Weed of the week – Palmer Amaranth

Palmer Amaranth

FamilyPigweed, Amaranthaceae.

Life cycle: Summer annual.

Description: An erect summer annual that may reach 6 1/2 feet in height. Palmer amaranth closely resembles many other pigweed species,

Seedlings:  Stems below the cotyledons (hypocotyls) are without hairs (glabrous), and are often red in color. Cotyledons are narrow and green to reddish in color on the upper surface. Lower surfaces of cotyledons have a reddish tint. First true leaves are alternate, ovate in shape, and are slightly notched at the tip of the leaf blade

Roots: Taproot that is often, but not always, reddish in color

Stem: One central stem occurs from which several lateral branches arise. Stems are without hairs and can appear glossy.



Leaves: Alternate, without hairs (glabrous), and lance-shaped or egg-shaped in outline. Leaves are 2 to 8 inches long and 1/2 to 2 1/2 inches wide with prominent white veins on the undersurface. Leaves occur on relatively long petioles.

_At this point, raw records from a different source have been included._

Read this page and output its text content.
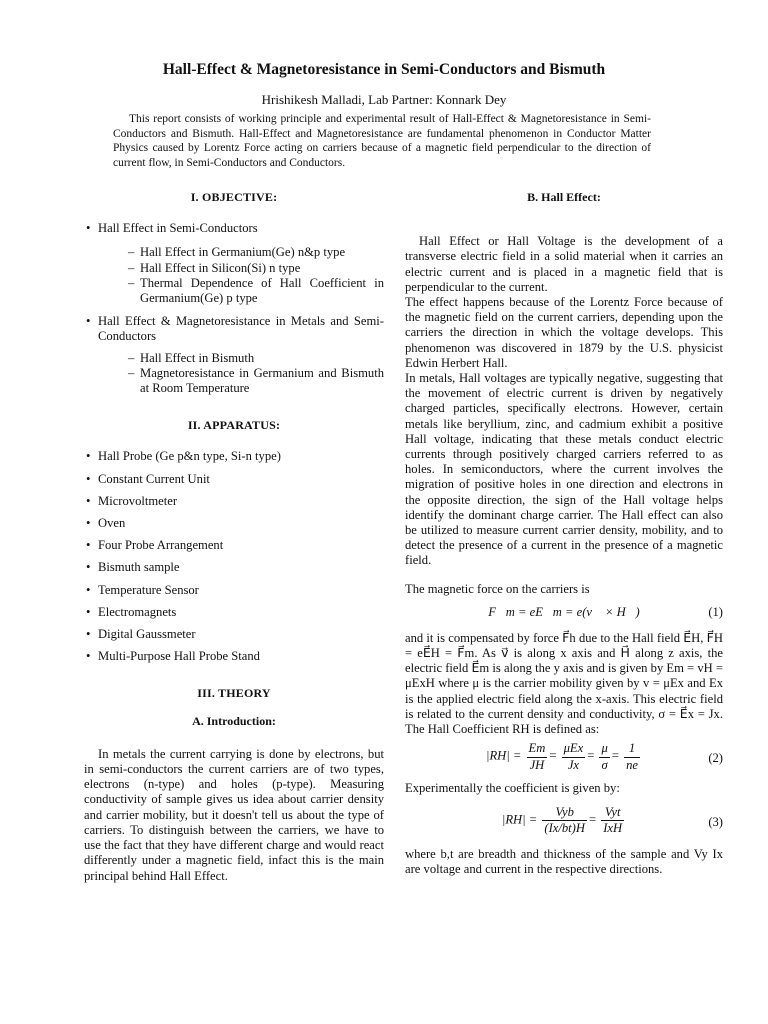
Hall-Effect & Magnetoresistance in Semi-Conductors and Bismuth
Hrishikesh Malladi, Lab Partner: Konnark Dey
This report consists of working principle and experimental result of Hall-Effect & Magnetoresistance in Semi-Conductors and Bismuth. Hall-Effect and Magnetoresistance are fundamental phenomenon in Conductor Matter Physics caused by Lorentz Force acting on carriers because of a magnetic field perpendicular to the direction of current flow, in Semi-Conductors and Conductors.
I. OBJECTIVE:
• Hall Effect in Semi-Conductors
– Hall Effect in Germanium(Ge) n&p type
– Hall Effect in Silicon(Si) n type
– Thermal Dependence of Hall Coefficient in Germanium(Ge) p type
• Hall Effect & Magnetoresistance in Metals and Semi-Conductors
– Hall Effect in Bismuth
– Magnetoresistance in Germanium and Bismuth at Room Temperature
II. APPARATUS:
• Hall Probe (Ge p&n type, Si-n type)
• Constant Current Unit
• Microvoltmeter
• Oven
• Four Probe Arrangement
• Bismuth sample
• Temperature Sensor
• Electromagnets
• Digital Gaussmeter
• Multi-Purpose Hall Probe Stand
III. THEORY
A. Introduction:

In metals the current carrying is done by electrons, but in semi-conductors the current carriers are of two types, electrons (n-type) and holes (p-type). Measuring conductivity of sample gives us idea about carrier density and carrier mobility, but it doesn't tell us about the type of carriers. To distinguish between the carriers, we have to use the fact that they have different charge and would react differently under a magnetic field, infact this is the main principal behind Hall Effect.

B. Hall Effect:

Hall Effect or Hall Voltage is the development of a transverse electric field in a solid material when it carries an electric current and is placed in a magnetic field that is perpendicular to the current.

The effect happens because of the Lorentz Force because of the magnetic field on the current carriers, depending upon the carriers the direction in which the voltage develops. This phenomenon was discovered in 1879 by the U.S. physicist Edwin Herbert Hall.

In metals, Hall voltages are typically negative, suggesting that the movement of electric current is driven by negatively charged particles, specifically electrons. However, certain metals like beryllium, zinc, and cadmium exhibit a positive Hall voltage, indicating that these metals conduct electric currents through positively charged carriers referred to as holes. In semiconductors, where the current involves the migration of positive holes in one direction and electrons in the opposite direction, the sign of the Hall voltage helps identify the dominant charge carrier. The Hall effect can also be utilized to measure current carrier density, mobility, and to detect the presence of a current in the presence of a magnetic field.

The magnetic force on the carriers is

F⃗m = eE⃗m = e(v⃗ × H⃗)	(1)

and it is compensated by force F⃗h due to the Hall field E⃗H, F⃗H = eE⃗H = F⃗m. As v⃗ is along x axis and H⃗ along z axis, the electric field E⃗m is along the y axis and is given by Em = vH = μExH where μ is the carrier mobility given by v = μEx and Ex is the applied electric field along the x-axis. This electric field is related to the current density and conductivity, σ = E⃗x = Jx. The Hall Coefficient RH is defined as:

$|RH| = \frac{Em}{JH} = \frac{\text{μEx}}{Jx} = \frac{\mu}{\sigma} = \frac{1}{ne}$	(2)

Experimentally the coefficient is given by:

$|RH| = \frac{\text{Vyb}}{(Ix/bt)H} = \frac{\text{Vyt}}{\text{IxH}}$	(3)

where b,t are breadth and thickness of the sample and Vy Ix are voltage and current in the respective directions.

Flower/Seedhead: Small, green, inconspicuous flowers are produced in dense, compact, terminal panicles that are from 1/2 to 1 1/2 feet long. Smaller lateral flowers also occur between the stem and the leaf petioles (leaf axils).  Male and female flowers occur on separate plants. Each terminal panicle contains many densely packed branched spikes that have bracts that are 3 to 6 mm long; can produce 500 thousand to 1 million seeds per plant.

Similar Plants: Loosely resembles many other pigweed species. Palmer’s petioles are as long or longer than the actual leaf. This plant is hairless and has elongated seed heads. Leaves are typically more diamond shaped than other pigweed species, and occasionally has one hair at the tip of the leaf.

The Problem is……..Palmer amaranth is one of the most difficult weeds to control in agricultural crops.  It developed a major glyphosate resistance problem in the southern US from 2006-2010, and has been spreading in the midwestern US since, causing crop loss and increases in weed management costs. Characteristics that make it a successful annual weed include: rapid growth rate; wide window of emergence (early May through late summer); prolific seed production (upwards of 500,000 seeds/plant); tendency to develop herbicide resistance; and tolerance to many post-emergence herbicides when more than 3 inches tall.